Finding A Way To Bake
It seems like ages ago that I broke my food processor. I was about to make some biscuits and I put the butter into the processor bowl and switched it on. I'd forgotten that the butter had only just come out of a very cold fridge and while the motor could cope with the butter's consistency the utensil couldn't and snapped right off.
Being sans processor didn't stop me from baking a wonderfully moist fruit cake on Friday afternoon however. I simply needed to find a way to blend all of the ingredients that I would usually pop into the mixer. So I heated them up!
Here is my recipe for a wonderfully simple, traditional fruit cake. It's perfect with your afternoon cup of tea and wonderful with a big blob of strawberry jam!
Cherry's Classically Simple Fruit Cake
Put 4oz of butter, 6 oz of caster (superfine) sugar, 7 oz of seedless raisins, 7oz of sultanas, 1tsp of bicarbonate of soda (baking soda), half a teaspoon of ground cinnamon, half a teaspoon of ground nutmeg and 2 eggs (whisked) into a pan. Heat the ingredients gently on a moderate heat letting it bubble for approximately two minutes after reaching the bubbling stage.
Pour the heated ingredients into a mixing bowl and place into the fridge for twenty minutes, allowing it to cool off a little bit. After twenty minutes remove the bowl from the fridge and add 4 oz of plain flour, 4oz of self raising flour and a pinch of salt. Mix into the melted mixture, slowly but throughly, with a wooden spoon. Ensuring that all flour bubbles disappear.
Pour the entire mixture into a loaf tin and bake in the middle of an oven for between 1 hour 10 minutes and one hour twenty minutes on 180 degrees centigrade. Test the inside of the cake by placing a knitting needle into the loaf and observing to see if it comes out dry or covered in wet mixture (you know all this, why am telling you?!). A fruit cake such as this should be allowed to go a shade darker than you would allow a sponge to go, so remember that when you want to rescue it from the clutches of the oven.
Enjoy it with a pot of tea made from loose leaves. I recommend Taylor's, Yorkshire Tea. It's the only tea I drink nowadays!

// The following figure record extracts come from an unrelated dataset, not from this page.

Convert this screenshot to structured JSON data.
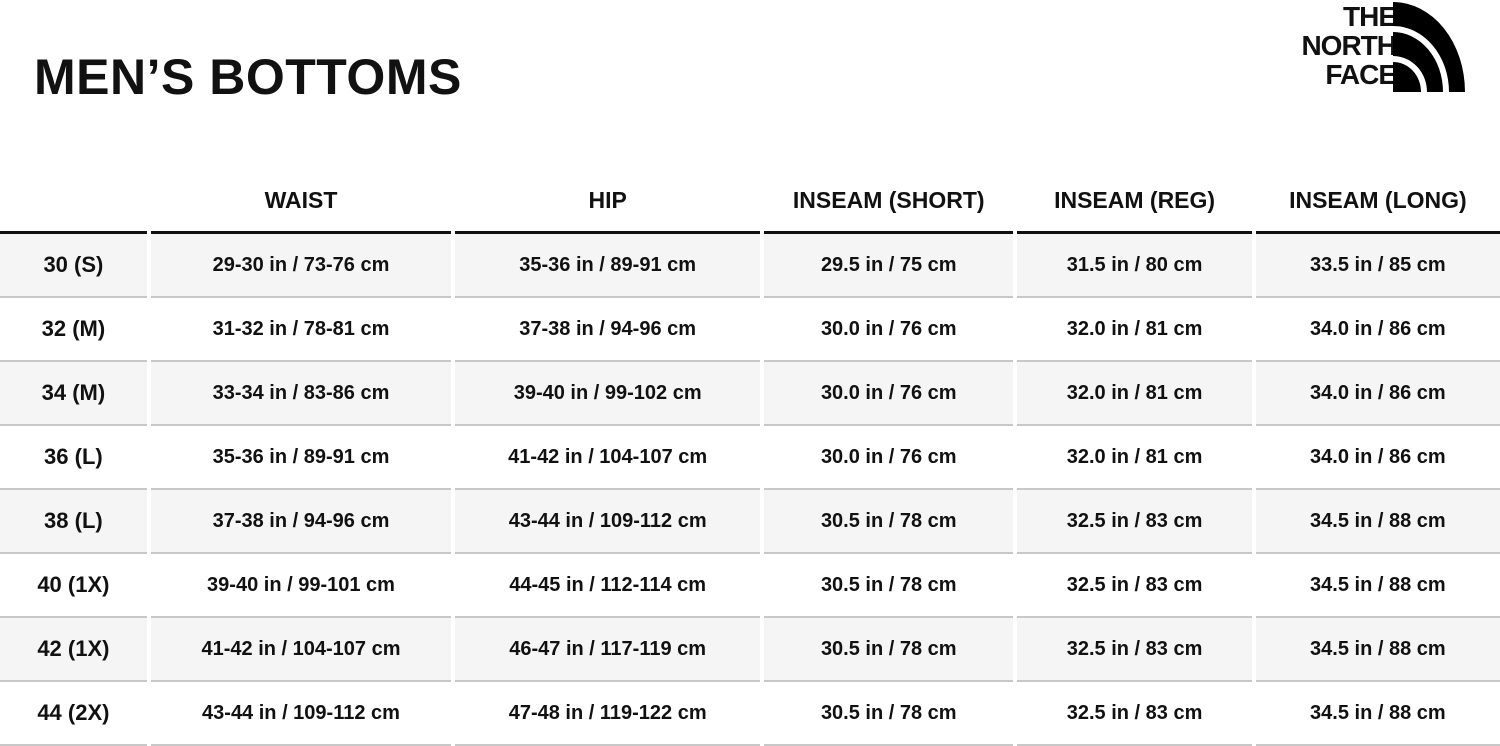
{
  "title": "MEN’S BOTTOMS",
  "logo": {
    "lines": [
      "THE",
      "NORTH",
      "FACE"
    ]
  },
  "table": {
    "headers": [
      "",
      "WAIST",
      "HIP",
      "INSEAM (SHORT)",
      "INSEAM (REG)",
      "INSEAM (LONG)"
    ],
    "rows": [
      [
        "30 (S)",
        "29-30 in / 73-76 cm",
        "35-36 in / 89-91 cm",
        "29.5 in / 75 cm",
        "31.5 in / 80 cm",
        "33.5 in / 85 cm"
      ],
      [
        "32 (M)",
        "31-32 in / 78-81 cm",
        "37-38 in / 94-96 cm",
        "30.0 in / 76 cm",
        "32.0 in / 81 cm",
        "34.0 in / 86 cm"
      ],
      [
        "34 (M)",
        "33-34 in / 83-86 cm",
        "39-40 in / 99-102 cm",
        "30.0 in / 76 cm",
        "32.0 in / 81 cm",
        "34.0 in / 86 cm"
      ],
      [
        "36 (L)",
        "35-36 in / 89-91 cm",
        "41-42 in / 104-107 cm",
        "30.0 in / 76 cm",
        "32.0 in / 81 cm",
        "34.0 in / 86 cm"
      ],
      [
        "38 (L)",
        "37-38 in / 94-96 cm",
        "43-44 in / 109-112 cm",
        "30.5 in / 78 cm",
        "32.5 in / 83 cm",
        "34.5 in / 88 cm"
      ],
      [
        "40 (1X)",
        "39-40 in / 99-101 cm",
        "44-45 in / 112-114 cm",
        "30.5 in / 78 cm",
        "32.5 in / 83 cm",
        "34.5 in / 88 cm"
      ],
      [
        "42 (1X)",
        "41-42 in / 104-107 cm",
        "46-47 in / 117-119 cm",
        "30.5 in / 78 cm",
        "32.5 in / 83 cm",
        "34.5 in / 88 cm"
      ],
      [
        "44 (2X)",
        "43-44 in / 109-112 cm",
        "47-48 in / 119-122 cm",
        "30.5 in / 78 cm",
        "32.5 in / 83 cm",
        "34.5 in / 88 cm"
      ]
    ]
  }
}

I make a boiled fruit cake, in which you put the ingrediants in the saucpan on the stove, then add flour then straight into tin, and oven. No need to put in the fridge. I love it, it's really moist.
When the plumber came to do some work in my kitchen he knocked the lid of my food processor over and accidently broke it !
Posted by: weirdbunny | April 18, 2007 at 12:34 AM
Whilst I love Taylors tea, I ADORE Glengette tea, aparently you can only get it in certain parts of Wales and Shropshire (I get it in Church Stoke near my Parents Caravan) IT IS HEAVEN!! There is a place called the Bird on the Rock tearooms (in nearby Clungunford) which do their own blend too and sell it in little packets like my Grandma used to get!
I'm SO going to have to do some baking this evening!
Thanks for the great post as ever!
Posted by: Sarah | March 20, 2007 at 04:44 PM
I tell you what Cherry, since we had the samples on the exhibition, I have not stopped drinking this tea. I bought a 80 box to bring back to France. I now have to look for a supplier in Paris (probably have to give them a phone call to find out) cause I'm Yorkshire tea addicted !
Posted by: Violette | March 20, 2007 at 02:29 PM
Fruit cake jam and English tea. Now you're talking.
Posted by: writershand | March 15, 2007 at 04:54 PM
I'm very old fashioned with tea these days. The tea strainer rarely goes back in the draw!
Posted by: Scott at Realepicurean | March 13, 2007 at 06:22 PM
Must try this tomorrow -- BTW -- check out Waitrose.com -- check the Unit Conversions sections -- has the American equivalents -- for example 180 degrees C equals 350 degrees F. Very handy guide!!!
Jan x
here making tea at Rosemary Cottage -- and thinking about baking!
Posted by: Teacats | March 13, 2007 at 03:11 AM
I have just discovered this blog and I think it is fantastic !!